Why do they do it? “I don’t really know,” said Jennifer. “I haven’t really thought about it. It was just something that needed to be done, and there was no second guessing it, and it was like ‘Boom, we’re gonna do it. And we did it.” She added, “We’ve never wanted any recognition for doing this. It’s just – the people needed it. That’s all it ever has been and that’s all it ever will be.”

Neva said her personal history has aided her in this process of helping so many grieving people. As a certified hospice and first aid caregiver, and the daughter of a woman who spent her life working in social services, plus a background in being a nanny, Neva has plentiful experience in helping people. While Neva and Jennifer and the rest of their family did not lose their home in the fire, Neva said having experienced other forms of loss makes it easier to empathize and understand people’s grief. 

“As Native Amerians, I think it’s easier for us to be helpers… because all of us have had friends, family, that never had anywhere to go,” she said. “I have to be completely honest with you. This is probably one of the easiest things I’ve done in my life. I’ve had so many experiences and things like that doing this just seems so easy.”

She understands loss, she said, and what has to be done in the face of great loss. “It’s either that you fall apart, or you pick up the pieces and figure out how to do it,” she said. “You have to keep going.” And in this process of picking up the pieces, the Baker sisters have picked up many others along with them. 

“You gotta have pretty thick skin to do stuff like this… if you’re not built for it, you’re not gonna last long,” Jennifer said. “You’ll be torn forever.

“I think that what would keep us going is just seeing the joy on people’s faces coming in… The excitement… knowing that they can get anything they want, and then request anything they want and know that we will get it for them. Including the children.” 

“What keeps me going?

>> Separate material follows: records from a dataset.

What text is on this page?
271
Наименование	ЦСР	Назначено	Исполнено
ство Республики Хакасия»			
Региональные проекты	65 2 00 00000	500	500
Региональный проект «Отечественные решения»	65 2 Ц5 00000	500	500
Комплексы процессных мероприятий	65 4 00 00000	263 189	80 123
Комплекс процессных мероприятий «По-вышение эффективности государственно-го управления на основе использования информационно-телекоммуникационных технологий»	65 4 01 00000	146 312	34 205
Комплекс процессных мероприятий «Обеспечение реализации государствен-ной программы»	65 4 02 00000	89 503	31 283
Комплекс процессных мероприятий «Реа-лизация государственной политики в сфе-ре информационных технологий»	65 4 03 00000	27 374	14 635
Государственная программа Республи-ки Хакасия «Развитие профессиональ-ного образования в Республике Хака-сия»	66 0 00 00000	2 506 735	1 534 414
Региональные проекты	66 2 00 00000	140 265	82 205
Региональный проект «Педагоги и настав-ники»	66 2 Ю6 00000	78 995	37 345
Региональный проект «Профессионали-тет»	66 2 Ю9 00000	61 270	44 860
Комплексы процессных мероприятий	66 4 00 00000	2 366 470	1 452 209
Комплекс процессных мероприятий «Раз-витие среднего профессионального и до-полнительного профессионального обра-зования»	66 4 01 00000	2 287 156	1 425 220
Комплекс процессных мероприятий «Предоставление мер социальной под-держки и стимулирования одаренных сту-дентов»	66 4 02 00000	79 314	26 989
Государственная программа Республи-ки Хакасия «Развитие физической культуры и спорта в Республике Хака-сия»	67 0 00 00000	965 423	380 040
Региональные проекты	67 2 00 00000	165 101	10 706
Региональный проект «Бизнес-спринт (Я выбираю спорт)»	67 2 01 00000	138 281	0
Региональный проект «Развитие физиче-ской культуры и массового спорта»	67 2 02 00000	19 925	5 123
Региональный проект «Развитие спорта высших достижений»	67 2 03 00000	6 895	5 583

Neva said. “Knowing… that somebody will get something, even if it’s small, and even that little small thing means the world to them,” she said. “And even if you can give them just a little bit of happiness with the small thing that they’ll take, that’s like the most gratitude, the most self-fulfilling emotion you could ever have.”

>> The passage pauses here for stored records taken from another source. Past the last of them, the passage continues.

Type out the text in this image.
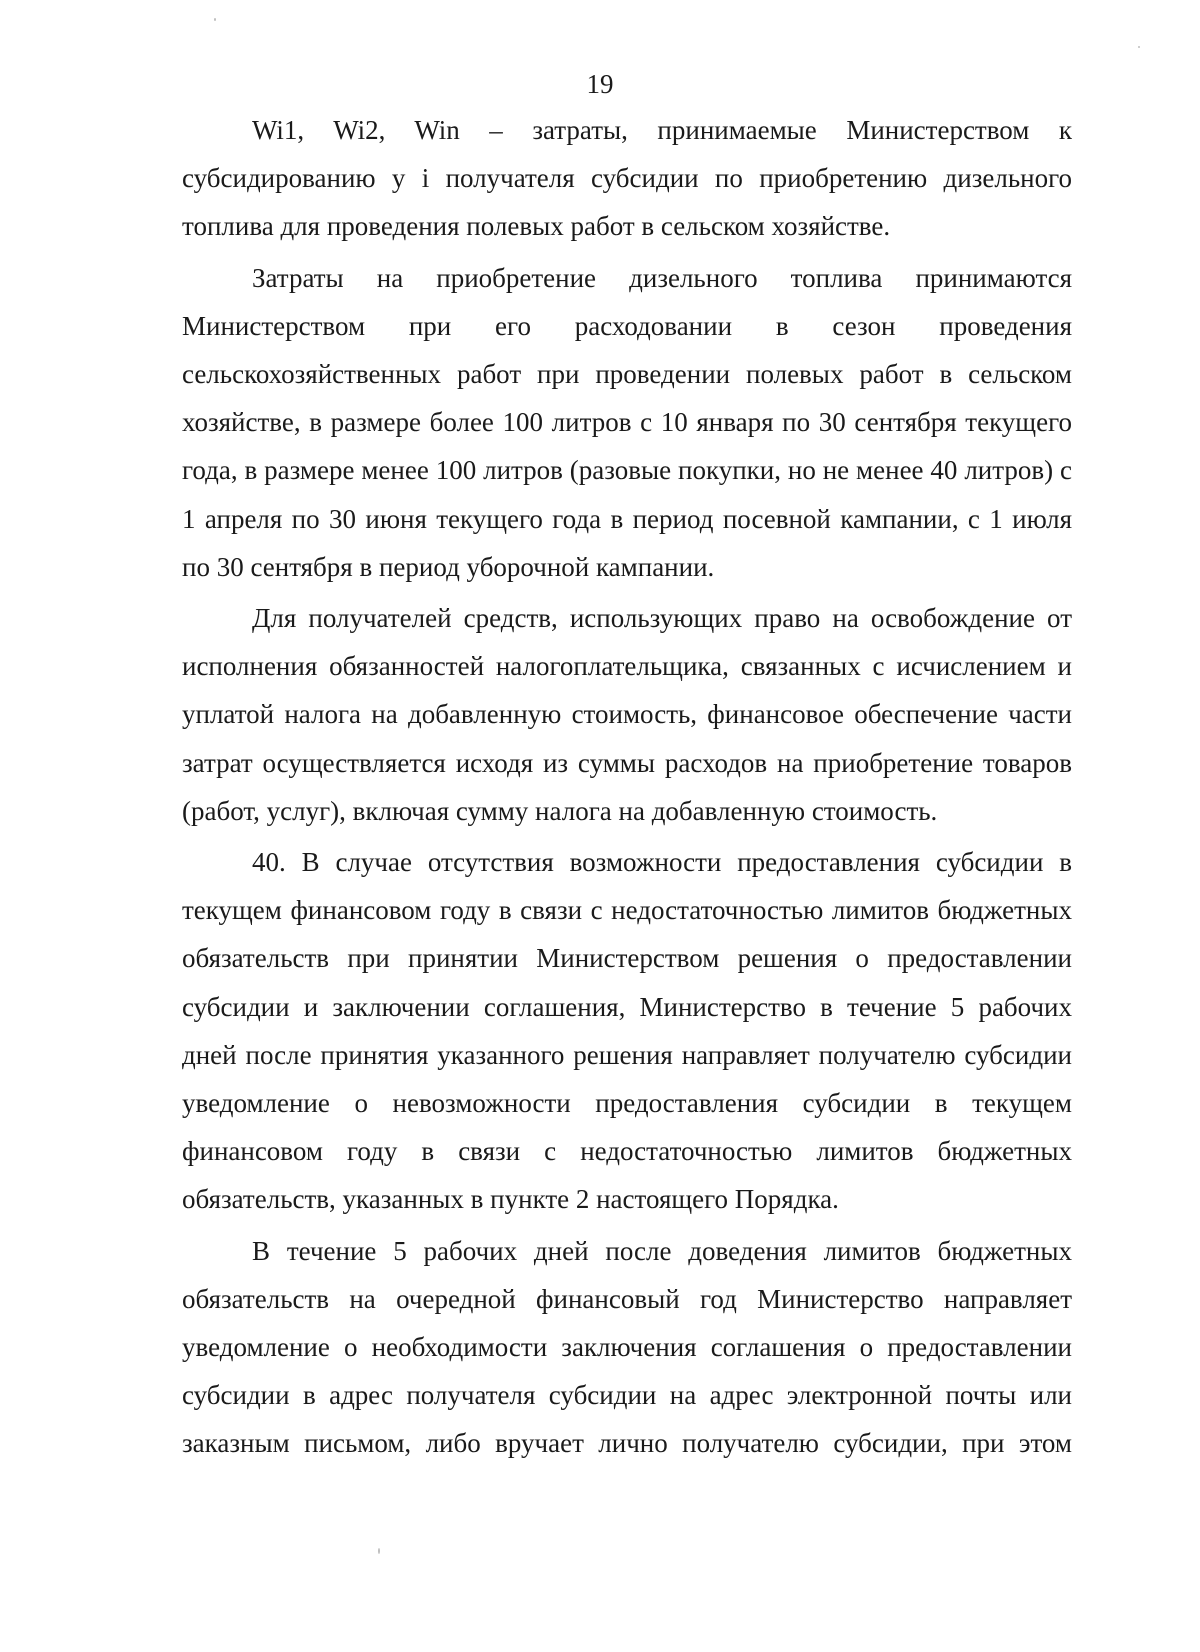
19

Wi1, Wi2, Win – затраты, принимаемые Министерством к субсидированию у i получателя субсидии по приобретению дизельного топлива для проведения полевых работ в сельском хозяйстве.

Затраты на приобретение дизельного топлива принимаются Министерством при его расходовании в сезон проведения сельскохозяйственных работ при проведении полевых работ в сельском хозяйстве, в размере более 100 литров с 10 января по 30 сентября текущего года, в размере менее 100 литров (разовые покупки, но не менее 40 литров) с 1 апреля по 30 июня текущего года в период посевной кампании, с 1 июля по 30 сентября в период уборочной кампании.

Для получателей средств, использующих право на освобождение от исполнения обязанностей налогоплательщика, связанных с исчислением и уплатой налога на добавленную стоимость, финансовое обеспечение части затрат осуществляется исходя из суммы расходов на приобретение товаров (работ, услуг), включая сумму налога на добавленную стоимость.

40. В случае отсутствия возможности предоставления субсидии в текущем финансовом году в связи с недостаточностью лимитов бюджетных обязательств при принятии Министерством решения о предоставлении субсидии и заключении соглашения, Министерство в течение 5 рабочих дней после принятия указанного решения направляет получателю субсидии уведомление о невозможности предоставления субсидии в текущем финансовом году в связи с недостаточностью лимитов бюджетных обязательств, указанных в пункте 2 настоящего Порядка.

В течение 5 рабочих дней после доведения лимитов бюджетных обязательств на очередной финансовый год Министерство направляет уведомление о необходимости заключения соглашения о предоставлении субсидии в адрес получателя субсидии на адрес электронной почты или заказным письмом, либо вручает лично получателю субсидии, при этом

That said, Jennifer and Neva have also sacrificed a lot for the center. Jennifer is at the center from 9 a.m. to 4 p.m., six days a week. “Everything has changed because we are here,” she told me. One woman who came into the center said, “These two have, like, devoted their life to this.” 

But the Baker sisters remain open-hearted. “At the same time, and I know Jen feels this way too, I’m glad that we’ve gone through so much tragedy that we can do this,” said Neva. “That this has become easy. Because we’ve definitely gone through our share in tragedy. That’s what makes it so easy.”

Looking ahead to the future of the donation center, Jennifer says, is “a question mark.” The only thing the sisters know is this: “We tell the people, we’re going to be here for as long as you guys need us. It’s not an overnight fix. It’s a process. We’ll be with you guys.” 

For the time being, Jennifer and Neva have been donating excess supplies (namely clothing, which they have too much of) to the Catholic church in Yerington. When the community of Walker no longer needs the donation center, the sisters plan to give the extra items to a Native reservation in Montana that they visited a year ago on a Bible study trip. 

“We got to see how poor they were. We see the rez’s here, Bishop up to Reno and surrounding… we got it made compared to up there,” Jennifer said. 

And so, she and her sister plan to continue giving until they have no more to give. And even then, they will find something more.